A Connecticut woman was criminally charged with trying to help a family member commit suicide because she felt she had achieved her life goals and was “ready to go,” police said.
The woman and the 65-year-old man were firm believers in the afterlife and agreed that April 13 of this year would be the day they died, police said in a newly released affidavit.
For three years, the two had discussed the idea of him dying prematurely to explore “the next stage of the affair,” according to the affidavit, which did not say whether the man was ill. Police have not said how the couple was related.
The suicide attempt at a home in Ridgefield, near the New York line in southwestern Connecticut, was unsuccessful. The woman was charged with attempted second-degree murder, a felony that carries one to 10 years in prison if she is convicted.
Assisted suicide has been a controversial topic across the country.
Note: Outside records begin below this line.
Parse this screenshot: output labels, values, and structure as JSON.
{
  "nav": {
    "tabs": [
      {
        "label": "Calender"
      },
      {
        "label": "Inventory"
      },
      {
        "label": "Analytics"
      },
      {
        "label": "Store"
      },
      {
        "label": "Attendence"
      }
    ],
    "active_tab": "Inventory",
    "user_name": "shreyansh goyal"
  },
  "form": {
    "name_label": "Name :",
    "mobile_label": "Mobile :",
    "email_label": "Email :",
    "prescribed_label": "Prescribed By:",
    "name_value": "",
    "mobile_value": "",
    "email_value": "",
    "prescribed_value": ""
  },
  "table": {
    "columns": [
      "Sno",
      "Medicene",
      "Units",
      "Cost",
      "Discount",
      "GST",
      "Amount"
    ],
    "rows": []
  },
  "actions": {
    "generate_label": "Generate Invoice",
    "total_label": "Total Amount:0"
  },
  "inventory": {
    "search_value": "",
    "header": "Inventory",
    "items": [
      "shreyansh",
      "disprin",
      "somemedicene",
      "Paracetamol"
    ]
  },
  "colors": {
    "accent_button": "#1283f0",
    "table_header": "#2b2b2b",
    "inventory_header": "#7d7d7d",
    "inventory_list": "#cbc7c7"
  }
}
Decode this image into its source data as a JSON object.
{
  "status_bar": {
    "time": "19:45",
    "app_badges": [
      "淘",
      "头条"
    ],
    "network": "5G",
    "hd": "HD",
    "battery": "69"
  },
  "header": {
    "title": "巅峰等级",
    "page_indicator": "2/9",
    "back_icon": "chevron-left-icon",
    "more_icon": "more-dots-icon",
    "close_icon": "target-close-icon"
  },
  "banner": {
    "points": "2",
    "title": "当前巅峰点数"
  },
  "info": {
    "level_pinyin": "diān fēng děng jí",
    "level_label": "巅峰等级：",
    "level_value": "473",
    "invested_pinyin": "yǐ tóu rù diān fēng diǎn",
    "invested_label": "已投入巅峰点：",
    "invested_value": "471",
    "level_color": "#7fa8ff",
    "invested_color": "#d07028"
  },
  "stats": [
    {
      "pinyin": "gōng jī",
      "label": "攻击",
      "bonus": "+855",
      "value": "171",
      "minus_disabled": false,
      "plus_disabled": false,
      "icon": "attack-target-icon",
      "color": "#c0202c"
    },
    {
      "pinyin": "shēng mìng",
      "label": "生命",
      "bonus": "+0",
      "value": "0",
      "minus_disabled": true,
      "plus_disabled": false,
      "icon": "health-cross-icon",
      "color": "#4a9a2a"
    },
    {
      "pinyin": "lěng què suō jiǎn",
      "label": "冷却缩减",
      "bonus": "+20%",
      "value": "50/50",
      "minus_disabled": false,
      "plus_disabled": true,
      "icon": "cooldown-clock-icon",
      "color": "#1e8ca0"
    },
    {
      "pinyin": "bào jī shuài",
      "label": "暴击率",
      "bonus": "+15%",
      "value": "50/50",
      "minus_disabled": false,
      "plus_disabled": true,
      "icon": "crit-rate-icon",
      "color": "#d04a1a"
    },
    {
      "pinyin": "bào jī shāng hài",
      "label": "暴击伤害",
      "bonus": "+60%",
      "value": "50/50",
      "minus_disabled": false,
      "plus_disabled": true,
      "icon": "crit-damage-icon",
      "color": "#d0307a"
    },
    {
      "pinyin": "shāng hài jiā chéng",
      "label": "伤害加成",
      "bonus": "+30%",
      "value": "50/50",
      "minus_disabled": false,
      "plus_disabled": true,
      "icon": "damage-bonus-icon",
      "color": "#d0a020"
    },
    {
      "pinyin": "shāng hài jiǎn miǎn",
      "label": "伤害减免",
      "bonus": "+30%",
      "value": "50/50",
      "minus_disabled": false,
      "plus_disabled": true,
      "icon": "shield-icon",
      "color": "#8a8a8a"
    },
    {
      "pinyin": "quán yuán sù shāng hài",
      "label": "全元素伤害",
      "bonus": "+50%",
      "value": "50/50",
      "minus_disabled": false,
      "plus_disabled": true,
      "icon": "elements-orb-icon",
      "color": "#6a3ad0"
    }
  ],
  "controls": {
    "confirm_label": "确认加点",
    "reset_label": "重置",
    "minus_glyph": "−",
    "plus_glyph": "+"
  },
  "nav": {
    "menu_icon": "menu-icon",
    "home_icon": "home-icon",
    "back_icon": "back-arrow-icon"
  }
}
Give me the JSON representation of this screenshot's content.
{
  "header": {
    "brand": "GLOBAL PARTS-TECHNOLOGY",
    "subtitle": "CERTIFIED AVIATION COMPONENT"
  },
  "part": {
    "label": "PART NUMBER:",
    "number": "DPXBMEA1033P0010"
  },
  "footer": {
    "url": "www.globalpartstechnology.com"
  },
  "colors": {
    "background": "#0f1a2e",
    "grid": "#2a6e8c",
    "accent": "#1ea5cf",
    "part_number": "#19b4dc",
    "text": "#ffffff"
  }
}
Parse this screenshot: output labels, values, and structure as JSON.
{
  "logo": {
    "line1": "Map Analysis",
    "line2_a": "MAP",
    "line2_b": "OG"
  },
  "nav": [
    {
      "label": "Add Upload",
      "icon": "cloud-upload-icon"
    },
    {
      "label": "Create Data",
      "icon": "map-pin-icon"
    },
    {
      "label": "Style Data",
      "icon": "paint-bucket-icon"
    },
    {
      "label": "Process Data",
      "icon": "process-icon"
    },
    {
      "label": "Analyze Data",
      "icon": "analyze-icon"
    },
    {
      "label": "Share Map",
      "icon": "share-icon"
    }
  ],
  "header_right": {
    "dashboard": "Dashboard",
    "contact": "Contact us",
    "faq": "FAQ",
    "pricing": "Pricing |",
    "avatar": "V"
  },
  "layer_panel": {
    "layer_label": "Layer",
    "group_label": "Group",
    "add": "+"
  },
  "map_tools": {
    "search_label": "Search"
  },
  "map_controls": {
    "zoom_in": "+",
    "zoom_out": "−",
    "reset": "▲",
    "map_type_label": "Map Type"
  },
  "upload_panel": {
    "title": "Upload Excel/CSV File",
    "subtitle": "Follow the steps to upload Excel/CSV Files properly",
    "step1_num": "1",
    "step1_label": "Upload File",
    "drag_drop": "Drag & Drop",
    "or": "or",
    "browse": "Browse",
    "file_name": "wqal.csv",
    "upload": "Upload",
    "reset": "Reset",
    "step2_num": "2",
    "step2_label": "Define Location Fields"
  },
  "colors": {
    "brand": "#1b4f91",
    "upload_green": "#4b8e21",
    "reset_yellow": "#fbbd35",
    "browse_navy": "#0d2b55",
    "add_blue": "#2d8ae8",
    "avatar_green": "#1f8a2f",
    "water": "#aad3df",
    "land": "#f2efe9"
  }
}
Ten states, not including Connecticut or Washington, D.C., allow only “medically assisted” suicide, in which dying people with a prognosis of six months or less can end their lives with medications prescribed by doctors. Earlier this year, Vermont became the first state to change its physician-assisted suicide law to allow terminally ill people from out of state They will take advantage of it to end their lives.
Connecticut lawmakers have debated proposals for physician-assisted suicide several times.
The Connecticut woman told police that when the man woke up the next morning, April 14, after an attempted drug overdose, she thought it was “a miracle” and believed that “God didn't want him to die.” ”, so he called 911 to look for him. medical care, according to the order, which was first obtained and reported Thursday by Hearst Connecticut Media.
The woman was arrested on July 28 and later released. Her attorney did not immediately respond to messages seeking comment Thursday.
The man confirmed the details the woman provided to police, according to the affidavit. He said that in March he told his children about his plan to die and that they "were not happy with his decision, but had left on good terms after discussing it," the affidavit says.
The man had no intention of harming himself further, police said.